Les derniers mots de Peter - lorsqu’on le revoit à la fin, il ne parle pas - sont éloquents.
« Il va y avoir des bavures que MillenniuM ne pourra expliquer ». Comment ne pas comprendre que le Groupe sait ce qui va se passer ? comment ne pas saisir qu’il tire les ficelles en coulisses ? Peter sait. Donc le Groupe en sait au moins autant que lieu. Quel est son but ?
« Explore sa personnalité, pas son âme ». Un avertissement. Ni plus, ni moins. Peter tente de prévenir Frank, de le protéger.


Je pense en vérité que MillenniuM pousse Frank à sombrer du coté de Legion. Maintenant, Frank connaît le Mal plus qu’il ne l’a jamais connu, car il l’a laissé l’envahir. Et ne dit-on pas que pour combattre son ennemi, il faut le connaître ?
Ce faisant, il va de surcroît se rapprocher du Groupe, seule entité à pouvoir le sortir du gouffre dans lequel il a sombré et réaliser l’être exceptionnel qu’il est visiblement. S’il s’en sort - car rien n’est moins sûr pour le moment - il aura alors approché le Mal plus près que quiconque, il l’aura touché du doigt.
Comme nous le verrons un peu plus tard dans la saison, un certain Crocell s’en est approché aussi, sans aller aussi loin que Frank, et il n’en est pas sorti indemne.



Qu’est-ce qui fait que cet épisode sort du lot ? Qu’a-t-il en lui de plus ?
Pour comprendre pleinement les enjeux de ce qui se trame dans cette histoire, il est à mon avis indispensable de connaître quelques bases du profiling tel qu’il existe réellement.

Robert Ressler, ancien agent du FBI, est l’un des pionniers de ces nouvelles méthodes d’enquêtes et de la traque des tueurs en série - avec John Douglas et Robert Hazelwood notamment. Au-delà de ses expériences professionnelles, il nous livre aussi un avis éclairé sur son métier et sur les risques non négligeables qu’il comporte.
En effet, contrairement à une idée très répandu, sans doutes à cause du cinéma et de la télévision, les profilers du FBI ne vont quasiment jamais sur le terrain. Mis à part le fait que, en général, on fait appelle au FBI lorsque la piste est froide, tout le travail s’effectue sur la base de photos de scènes de crimes, de rapports, de témoignages, analysés dans les sous-sols de Quantico - ce n’est aujourd’hui plus le cas, les profilers disposant désormais de vrais locaux avec fenêtres.

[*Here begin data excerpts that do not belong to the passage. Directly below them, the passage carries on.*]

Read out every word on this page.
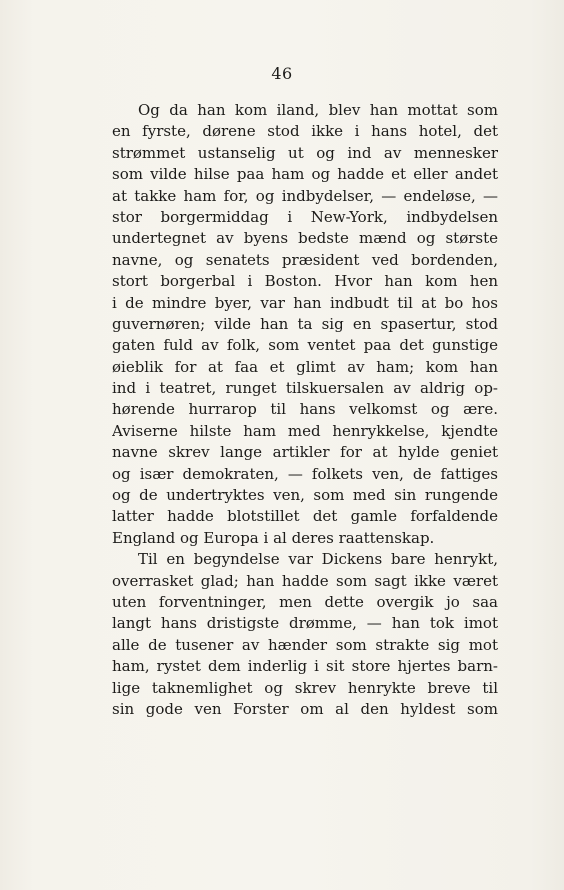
46
Og da han kom iland, blev han mottat som
en fyrste, dørene stod ikke i hans hotel, det
strømmet ustanselig ut og ind av mennesker
som vilde hilse paa ham og hadde et eller andet
at takke ham for, og indbydelser, — endeløse, —
stor borgermiddag i New-York, indbydelsen
undertegnet av byens bedste mænd og største
navne, og senatets præsident ved bordenden,
stort borgerbal i Boston. Hvor han kom hen
i de mindre byer, var han indbudt til at bo hos
guvernøren; vilde han ta sig en spasertur, stod
gaten fuld av folk, som ventet paa det gunstige
øieblik for at faa et glimt av ham; kom han
ind i teatret, runget tilskuersalen av aldrig op-
hørende hurrarop til hans velkomst og ære.
Aviserne hilste ham med henrykkelse, kjendte
navne skrev lange artikler for at hylde geniet
og især demokraten, — folkets ven, de fattiges
og de undertryktes ven, som med sin rungende
latter hadde blotstillet det gamle forfaldende
England og Europa i al deres raattenskap.
Til en begyndelse var Dickens bare henrykt,
overrasket glad; han hadde som sagt ikke været
uten forventninger, men dette overgik jo saa
langt hans dristigste drømme, — han tok imot
alle de tusener av hænder som strakte sig mot
ham, rystet dem inderlig i sit store hjertes barn-
lige taknemlighet og skrev henrykte breve til
sin gode ven Forster om al den hyldest som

Et pour Ressler, il s’agit de la base du métier.
Car le but d’un profiler est de rassembler toutes les données concernant les crimes afin de rentrer dans l’esprit du tueur, de se mettre à sa place, de devenir lui. Cela peut sembler surréaliste, mais il s’agit du même fondement de cette technique.
Or, Ressler explique que les risques encourus en se rendant sur le terrain sont plus importants car dans ce cas, le profiler se met un peu plus encore à la place du tueur. Et cela peut avoir de terribles conséquences sur sa santé mentale. A force de voir les horreurs perpétrés et de se mettre dans la peau du criminel sur le lieu même de ses actes, il existe un risque non-négligeage qu’il franchisse la barrière et deviennent lui-même la proie des pulsions qui animent ceux qu’il traque. En clair, le policier se transforme en criminel.
De ce fait, l’équipe en charge des crimes violents du FBI est régulièrement renouvelée afin que les agents ne restent pas trop longtemps au contact de ces atrocités.

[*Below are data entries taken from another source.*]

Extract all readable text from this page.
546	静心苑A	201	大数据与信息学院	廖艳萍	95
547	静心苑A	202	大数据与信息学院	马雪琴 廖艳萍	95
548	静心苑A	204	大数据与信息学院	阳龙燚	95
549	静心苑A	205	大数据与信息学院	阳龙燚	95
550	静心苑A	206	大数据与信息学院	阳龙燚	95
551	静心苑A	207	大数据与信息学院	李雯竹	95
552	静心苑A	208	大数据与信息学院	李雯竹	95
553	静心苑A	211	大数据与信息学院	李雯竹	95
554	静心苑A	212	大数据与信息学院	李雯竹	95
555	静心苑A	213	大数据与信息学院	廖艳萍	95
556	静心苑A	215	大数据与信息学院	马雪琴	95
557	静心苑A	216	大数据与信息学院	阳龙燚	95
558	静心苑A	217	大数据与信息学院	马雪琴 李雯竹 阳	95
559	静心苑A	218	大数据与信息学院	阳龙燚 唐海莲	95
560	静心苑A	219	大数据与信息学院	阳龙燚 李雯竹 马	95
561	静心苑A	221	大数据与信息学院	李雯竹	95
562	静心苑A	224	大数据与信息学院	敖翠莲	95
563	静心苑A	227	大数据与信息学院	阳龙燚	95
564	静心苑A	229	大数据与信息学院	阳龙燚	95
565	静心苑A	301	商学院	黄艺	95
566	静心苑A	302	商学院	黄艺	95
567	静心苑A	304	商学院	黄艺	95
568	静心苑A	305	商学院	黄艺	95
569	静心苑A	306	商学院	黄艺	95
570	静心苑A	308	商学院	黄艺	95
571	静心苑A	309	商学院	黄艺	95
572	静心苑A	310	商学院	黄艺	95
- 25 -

Il est intéressant aussi de s’attarder sur le cas de Micki Pistorius, profiler sud-africaine.
Tout d’abord, on peut se demander si Chris Carter ne s’est pas en partie inspirée d’elle pour créer le personnage de Frank Black, car certains de ses « faits d’armes » sont suffisamment étonnants pour se demander si Frank possède vraiment un don. Je ne vais pas m’étendre et je vous laisse découvrir par vous même ce qu’il en est.
Ce qui est intéressant dans son cas, c’est que justement elle se rendait elle-même sur le terrain. Si j’utilise le passé, c’est qu’aujourd’hui, Micki Pistorius a quitté la police. Hantée par toutes les horreurs auxquelles elle avait été confrontée, elle n’en dormait plus et se plaçait constamment dans l’esprit des tueurs passés ou présents. Une situation invivable qui l’a conduite à s’éloigner de sa famille et à finir par démissionner. La pression était devenue trop forte.

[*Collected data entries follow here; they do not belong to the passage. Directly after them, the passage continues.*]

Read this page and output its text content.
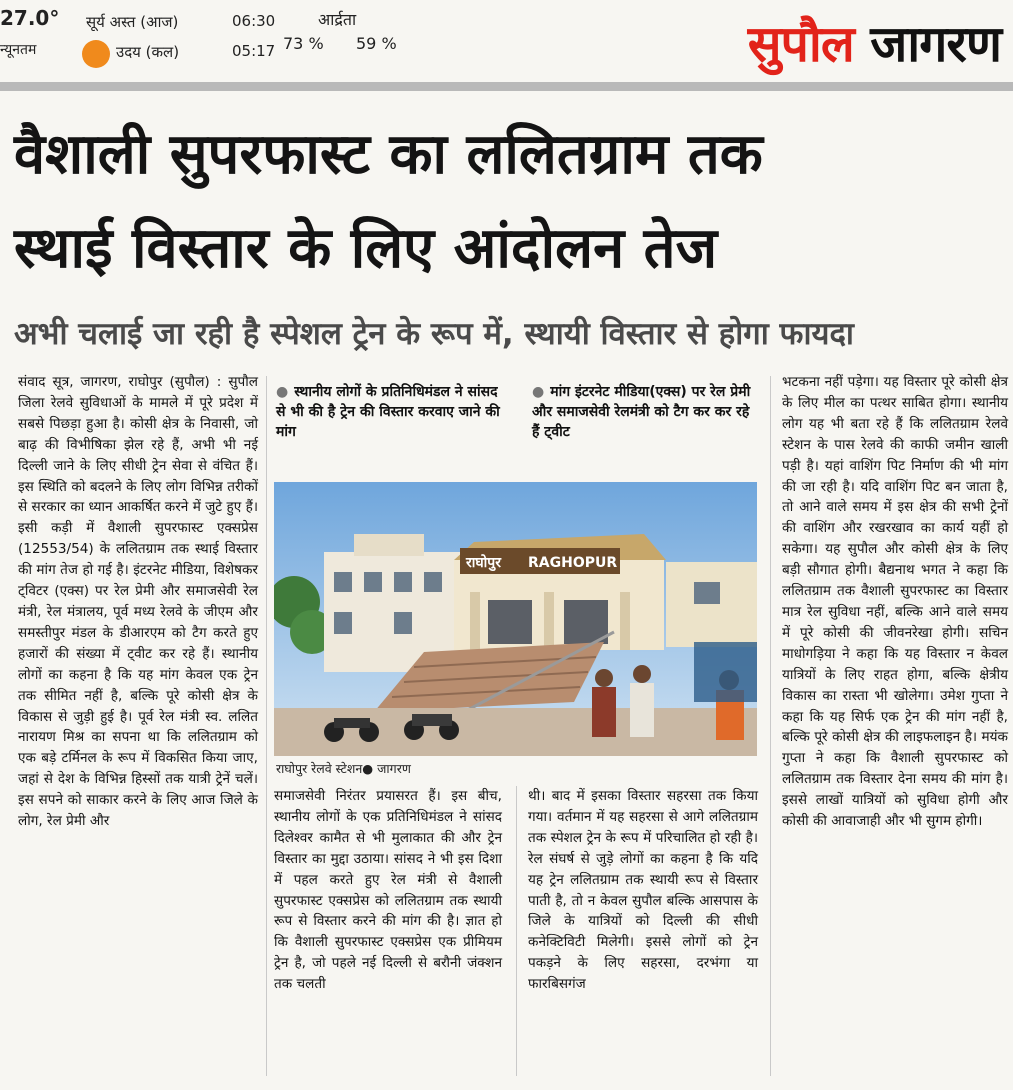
27.0°
न्यूनतम
सूर्य अस्त (आज)	06:30
उदय (कल)	05:17
आर्द्रता
73 % 59 %	सुपौल जागरण
वैशाली सुपरफास्ट का ललितग्राम तक
स्थाई विस्तार के लिए आंदोलन तेज
अभी चलाई जा रही है स्पेशल ट्रेन के रूप में, स्थायी विस्तार से होगा फायदा

संवाद सूत्र, जागरण, राघोपुर (सुपौल) : सुपौल जिला रेलवे सुविधाओं के मामले में पूरे प्रदेश में सबसे पिछड़ा हुआ है। कोसी क्षेत्र के निवासी, जो बाढ़ की विभीषिका झेल रहे हैं, अभी भी नई दिल्ली जाने के लिए सीधी ट्रेन सेवा से वंचित हैं। इस स्थिति को बदलने के लिए लोग विभिन्न तरीकों से सरकार का ध्यान आकर्षित करने में जुटे हुए हैं। इसी कड़ी में वैशाली सुपरफास्ट एक्सप्रेस (12553/54) के ललितग्राम तक स्थाई विस्तार की मांग तेज हो गई है। इंटरनेट मीडिया, विशेषकर ट्विटर (एक्स) पर रेल प्रेमी और समाजसेवी रेल मंत्री, रेल मंत्रालय, पूर्व मध्य रेलवे के जीएम और समस्तीपुर मंडल के डीआरएम को टैग करते हुए हजारों की संख्या में ट्वीट कर रहे हैं। स्थानीय लोगों का कहना है कि यह मांग केवल एक ट्रेन तक सीमित नहीं है, बल्कि पूरे कोसी क्षेत्र के विकास से जुड़ी हुई है। पूर्व रेल मंत्री स्व. ललित नारायण मिश्र का सपना था कि ललितग्राम को एक बड़े टर्मिनल के रूप में विकसित किया जाए, जहां से देश के विभिन्न हिस्सों तक यात्री ट्रेनें चलें। इस सपने को साकार करने के लिए आज जिले के लोग, रेल प्रेमी और

● स्थानीय लोगों के प्रतिनिधिमंडल ने सांसद से भी की है ट्रेन की विस्तार करवाए जाने की मांग
● मांग इंटरनेट मीडिया(एक्स) पर रेल प्रेमी और समाजसेवी रेलमंत्री को टैग कर कर रहे हैं ट्वीट
राघोपुर RAGHOPUR
राघोपुर रेलवे स्टेशन● जागरण

समाजसेवी निरंतर प्रयासरत हैं। इस बीच, स्थानीय लोगों के एक प्रतिनिधिमंडल ने सांसद दिलेश्वर कामैत से भी मुलाकात की और ट्रेन विस्तार का मुद्दा उठाया। सांसद ने भी इस दिशा में पहल करते हुए रेल मंत्री से वैशाली सुपरफास्ट एक्सप्रेस को ललितग्राम तक स्थायी रूप से विस्तार करने की मांग की है। ज्ञात हो कि वैशाली सुपरफास्ट एक्सप्रेस एक प्रीमियम ट्रेन है, जो पहले नई दिल्ली से बरौनी जंक्शन तक चलती

थी। बाद में इसका विस्तार सहरसा तक किया गया। वर्तमान में यह सहरसा से आगे ललितग्राम तक स्पेशल ट्रेन के रूप में परिचालित हो रही है। रेल संघर्ष से जुड़े लोगों का कहना है कि यदि यह ट्रेन ललितग्राम तक स्थायी रूप से विस्तार पाती है, तो न केवल सुपौल बल्कि आसपास के जिले के यात्रियों को दिल्ली की सीधी कनेक्टिविटी मिलेगी। इससे लोगों को ट्रेन पकड़ने के लिए सहरसा, दरभंगा या फारबिसगंज

भटकना नहीं पड़ेगा। यह विस्तार पूरे कोसी क्षेत्र के लिए मील का पत्थर साबित होगा। स्थानीय लोग यह भी बता रहे हैं कि ललितग्राम रेलवे स्टेशन के पास रेलवे की काफी जमीन खाली पड़ी है। यहां वाशिंग पिट निर्माण की भी मांग की जा रही है। यदि वाशिंग पिट बन जाता है, तो आने वाले समय में इस क्षेत्र की सभी ट्रेनों की वाशिंग और रखरखाव का कार्य यहीं हो सकेगा। यह सुपौल और कोसी क्षेत्र के लिए बड़ी सौगात होगी। बैद्यनाथ भगत ने कहा कि ललितग्राम तक वैशाली सुपरफास्ट का विस्तार मात्र रेल सुविधा नहीं, बल्कि आने वाले समय में पूरे कोसी की जीवनरेखा होगी। सचिन माधोगड़िया ने कहा कि यह विस्तार न केवल यात्रियों के लिए राहत होगा, बल्कि क्षेत्रीय विकास का रास्ता भी खोलेगा। उमेश गुप्ता ने कहा कि यह सिर्फ एक ट्रेन की मांग नहीं है, बल्कि पूरे कोसी क्षेत्र की लाइफलाइन है। मयंक गुप्ता ने कहा कि वैशाली सुपरफास्ट को ललितग्राम तक विस्तार देना समय की मांग है। इससे लाखों यात्रियों को सुविधा होगी और कोसी की आवाजाही और भी सुगम होगी।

Si je parle de tout cela c’est parce qu’à mon sens, Frank a franchi le pas. Il est devenu ce que tout profiler redoute : un tueur.
Cet épisode remet alors en perspective toute la saison qui vient de s’écouler. Frank a été submergé par ses pulsions et a sombré dans le Mal. Ces pulsions de morts qui existent en chacun de nous, qui n’attendent que de s’exprimer - voir les atrocités commises durant une guerre - et qui sont exacerbées chez les criminels en série.


On peut donc presque dire que Nietzsche hante la série :

« Quiconque combat des monstres, doit s’assurer qu’il ne devient pas un monstre lui-même. Car lorsque tu regardes au fond de l’abysse, l’abysse aussi regarde au fond de toi. »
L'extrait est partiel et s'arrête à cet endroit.